Including GTF during index generation vs on-the-fly to reduce pseudogene mapping

Suraj Kannan

unread,

Jan 23, 2020, 6:36:12 PM1/23/20

to rna-star

I am working with multiple 3' scRNA-seq datasets, where the cDNA read length varies from 66 bp to 150 bp. I am using STAR through a program called zUMIs, which performs STAR two-pass mapping followed by several downstream steps to count and collapse UMIs. Notably, zUMIs does not use the GTF during the index generation stage but rather provides the GTF (as well as --sjdbOverhang 'readLength' - 1) during the mapping stage to provide splice junctions on the fly - this is done so that the same index can be used for many different datasets as necessary. I find that regardless of the length of my cDNA read, my downstream data is full of pseudogenes. Specifically, I am working with a mitochondrially rich celltype, and part of my analysis actually involves quantifying these mitochondrial reads across datasets. I find that downstream, my data has high abundance of both mitochondrial reads and mitochondrial pseudogene reads. The percentage of reads diverted to canonical mitochondrial reads vs pseudogenes is relatively consistent across cells within the same dataset but varies from dataset to dataset. There are several other pieces of evidence that make us think that it is unlikely that our cells are actually expressing mitochondrial pseudogenes, so I am trying to see if this is something that is affected by mapping parameters. Would this change significantly if we provide the GTF during the index generation stage rather than during mapping? Or are there other parameters within mapping that I should consider exploring?
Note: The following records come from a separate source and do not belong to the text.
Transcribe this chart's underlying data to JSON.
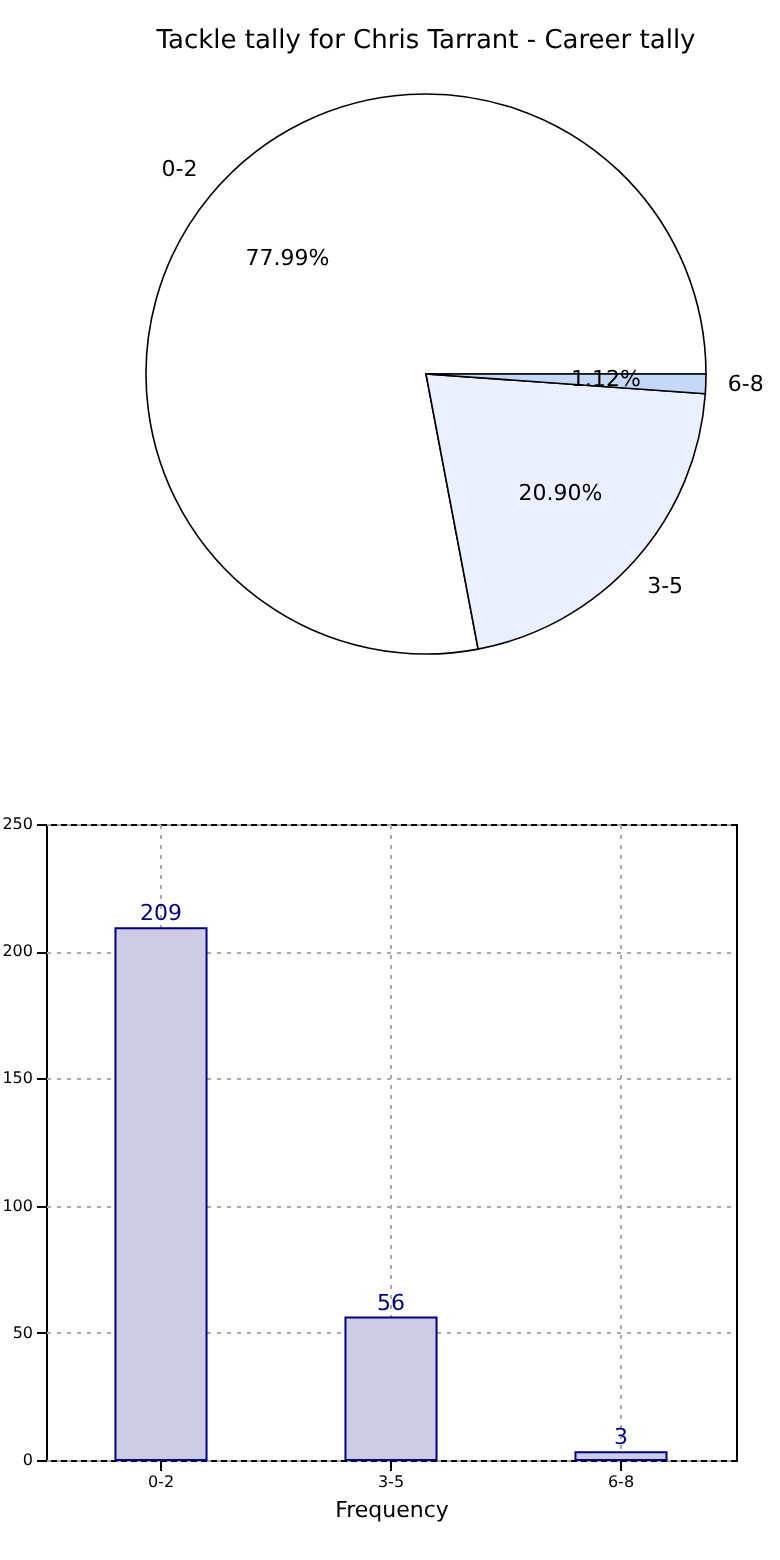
{
  "chart_data": [
    {
      "type": "pie",
      "title": "Tackle tally for Chris Tarrant - Career tally",
      "categories": [
        "0-2",
        "3-5",
        "6-8"
      ],
      "values": [
        77.99,
        20.9,
        1.12
      ],
      "colors": [
        "#ffffff",
        "#ebf0fe",
        "#c6d8f8"
      ],
      "value_labels": [
        "77.99%",
        "20.90%",
        "1.12%"
      ]
    },
    {
      "type": "bar",
      "categories": [
        "0-2",
        "3-5",
        "6-8"
      ],
      "values": [
        209,
        56,
        3
      ],
      "color": "#ccccE4",
      "xlabel": "Frequency",
      "ylim": [
        0,
        250
      ],
      "yticks": [
        0,
        50,
        100,
        150,
        200,
        250
      ],
      "grid": true,
      "data_labels": true
    }
  ]
}
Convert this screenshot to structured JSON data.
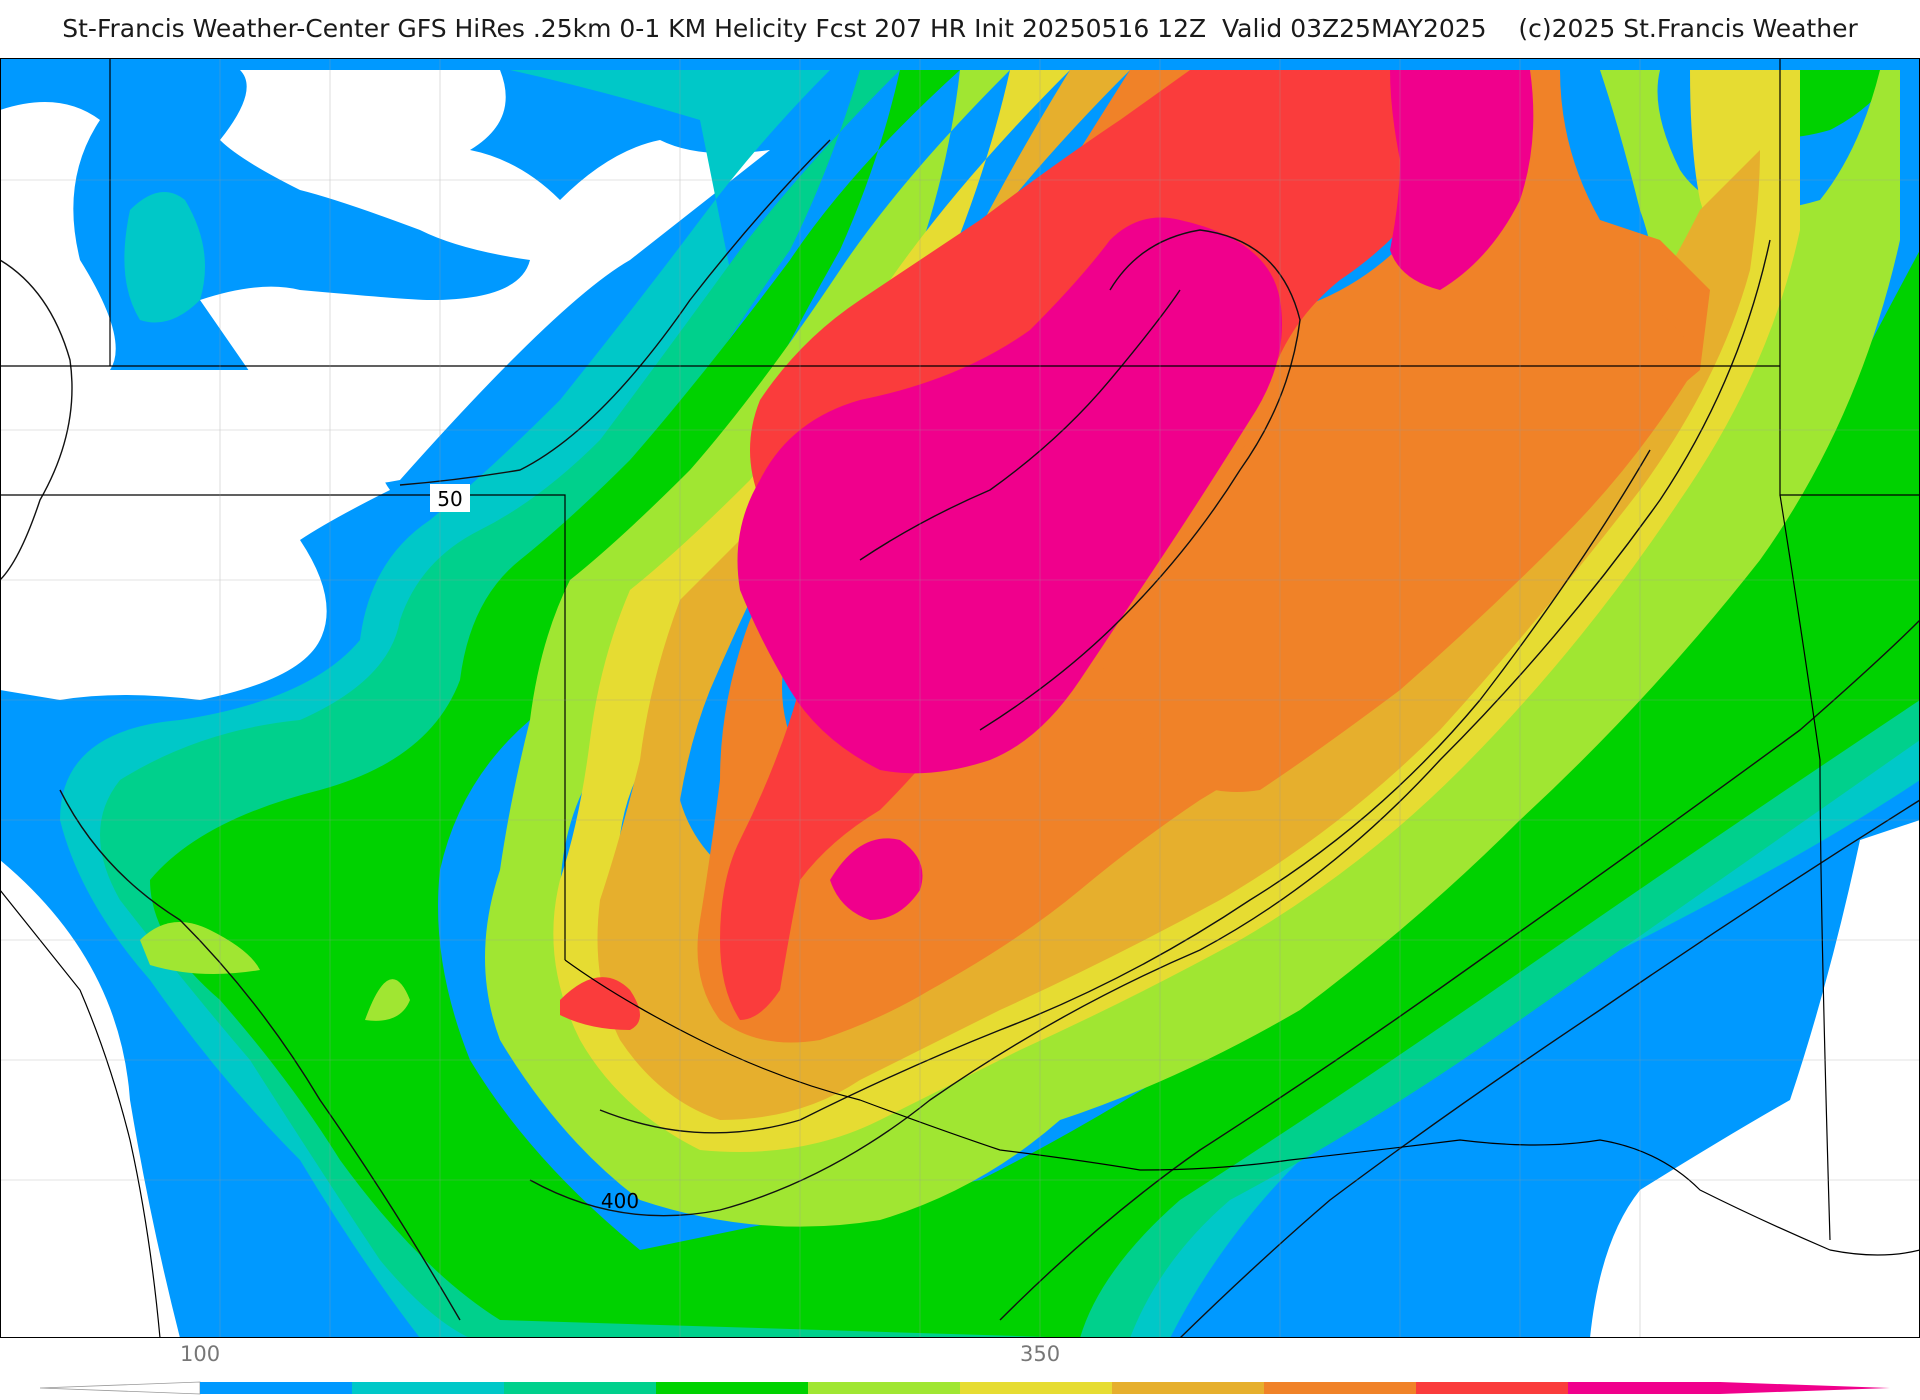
{
  "header": {
    "title": "St-Francis Weather-Center GFS HiRes .25km 0-1 KM Helicity Fcst 207 HR Init 20250516 12Z  Valid 03Z25MAY2025",
    "copyright": "(c)2025 St.Francis Weather"
  },
  "map": {
    "contour_labels": [
      "50",
      "400"
    ]
  },
  "colorbar": {
    "tick_labels": [
      "100",
      "350"
    ],
    "colors": [
      "#0099ff",
      "#00c8c8",
      "#00d08c",
      "#00d200",
      "#a0e632",
      "#e6dc32",
      "#e6af2d",
      "#f08228",
      "#fa3c3c",
      "#f0008c"
    ]
  },
  "legend_colors": {
    "white": "#ffffff",
    "blue": "#0099ff",
    "cyan": "#00c8c8",
    "teal": "#00d08c",
    "green": "#00d200",
    "lightgreen": "#a0e632",
    "yellow": "#e6dc32",
    "gold": "#e6af2d",
    "orange": "#f08228",
    "red": "#fa3c3c",
    "magenta": "#f0008c"
  }
}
I am happy to provide the output log files for multiple datasets if helpful. (Also apologies for repost - I accidentally deleted the earlier post).

Alexander Dobin

unread,

Jan 25, 2020, 5:05:38 PM1/25/20

to rna-star

Hi Suraj,

I think mitochondrial genes are not spliced, are they?

Hence it's unlikely GTF would have any effect on it.
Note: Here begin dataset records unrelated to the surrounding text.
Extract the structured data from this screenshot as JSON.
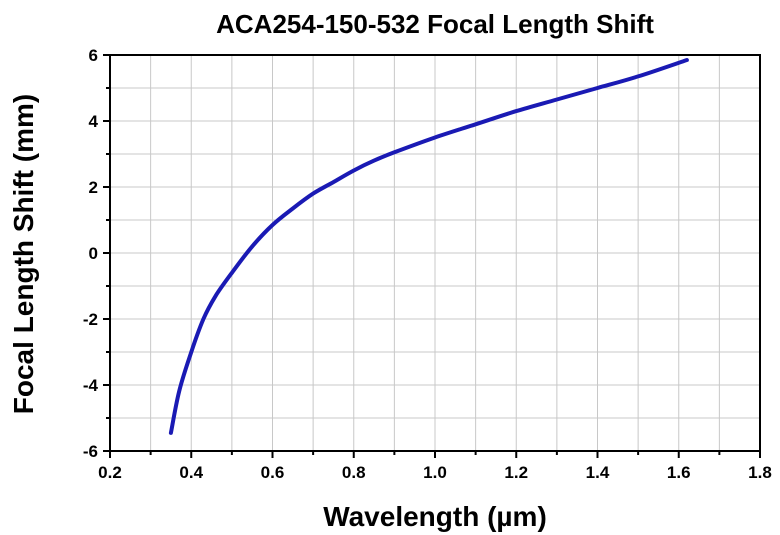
{
  "chart_data": {
    "type": "line",
    "title": "ACA254-150-532 Focal Length Shift",
    "xlabel": "Wavelength (µm)",
    "ylabel": "Focal Length Shift (mm)",
    "xlim": [
      0.2,
      1.8
    ],
    "ylim": [
      -6,
      6
    ],
    "xticks": [
      "0.2",
      "0.4",
      "0.6",
      "0.8",
      "1.0",
      "1.2",
      "1.4",
      "1.6",
      "1.8"
    ],
    "yticks": [
      "-6",
      "-4",
      "-2",
      "0",
      "2",
      "4",
      "6"
    ],
    "grid": true,
    "series": [
      {
        "color": "#1a1ab4",
        "x": [
          0.35,
          0.37,
          0.4,
          0.43,
          0.46,
          0.5,
          0.55,
          0.6,
          0.65,
          0.7,
          0.75,
          0.8,
          0.85,
          0.9,
          1.0,
          1.1,
          1.2,
          1.3,
          1.4,
          1.5,
          1.62
        ],
        "y": [
          -5.45,
          -4.2,
          -3.0,
          -2.0,
          -1.3,
          -0.6,
          0.2,
          0.85,
          1.35,
          1.8,
          2.15,
          2.5,
          2.8,
          3.05,
          3.5,
          3.9,
          4.3,
          4.65,
          5.0,
          5.35,
          5.85
        ]
      }
    ]
  }
}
Moreover, supplying GTF at the mapping stage with the ideal --sjdbOverhang = ReadLength-1 is actually marginally better.

It might be a good idea to check the Log.out and Log.final.out files if it worked properly.

I would look for another reason for seeing mitochondrial pseudogenes.

Does zUMI count only unique mapppers?

I imagine mapping a large number of reads would map as multimappers to both M.pseudogenes and M.genes.

The multimappers should be counted.

What is the ratio of the number of M.-pseudogene reads to M.-gene reads?

if a large number of reads originates in M.genes, some proportion of the could acquire errors (RT, PCR, sequencing) and - by accident - map uniquely to M.pseudogenes instead of M.genes.

Cheers

Alex

Suraj Kannan

unread,

Jan 25, 2020, 7:06:50 PM1/25/20

to rna-star

Ah - I didn't think about splicing sites in mitochondrial genes. I think you are right, they don't appear to have introns. (I was assuming that, since they are transcribed as polycistronic transcripts and then processed to individual RNAs, there might be other processing as well).

zUMIs sets outSAMmultNmax to 1 to report the primary alignment, and then counts primary alignments for all reads (in featureCounts), including multimappers. As you suggested, the multimappers are enriched in reads whose primary alignments are pseudogenes. Moreover, taking reads with unique alignments only produces a very high M.gene to M.pseudogene ratio (i.e. there are many M.gene unique mappers but not many M.pseudogene unique mappers). However, the problem is that, including multimappers, the ratio of M.pseudogenes to M.genes is high (this has varied study to study but sometimes as high as 2:1). I suppose from the mapping end, the issue is why the primary alignments the pseudogene rather than the canonical gene, but I'm guessing that if there are multiple equally good alignments STAR selects randomly? (Also your point about possible PCR errors is fair).

Alexander Dobin

unread,

Feb 3, 2020, 6:28:59 PM2/3/20

to rna-star

Hi Suraj,

does zUMI use --outMultimapperOrder Random?

This is required if primary alignments (--outSAMmultNmax 1) are used for counting because otherwise the primary alignment is not assigned randomly and you can get a bias toward certain loci.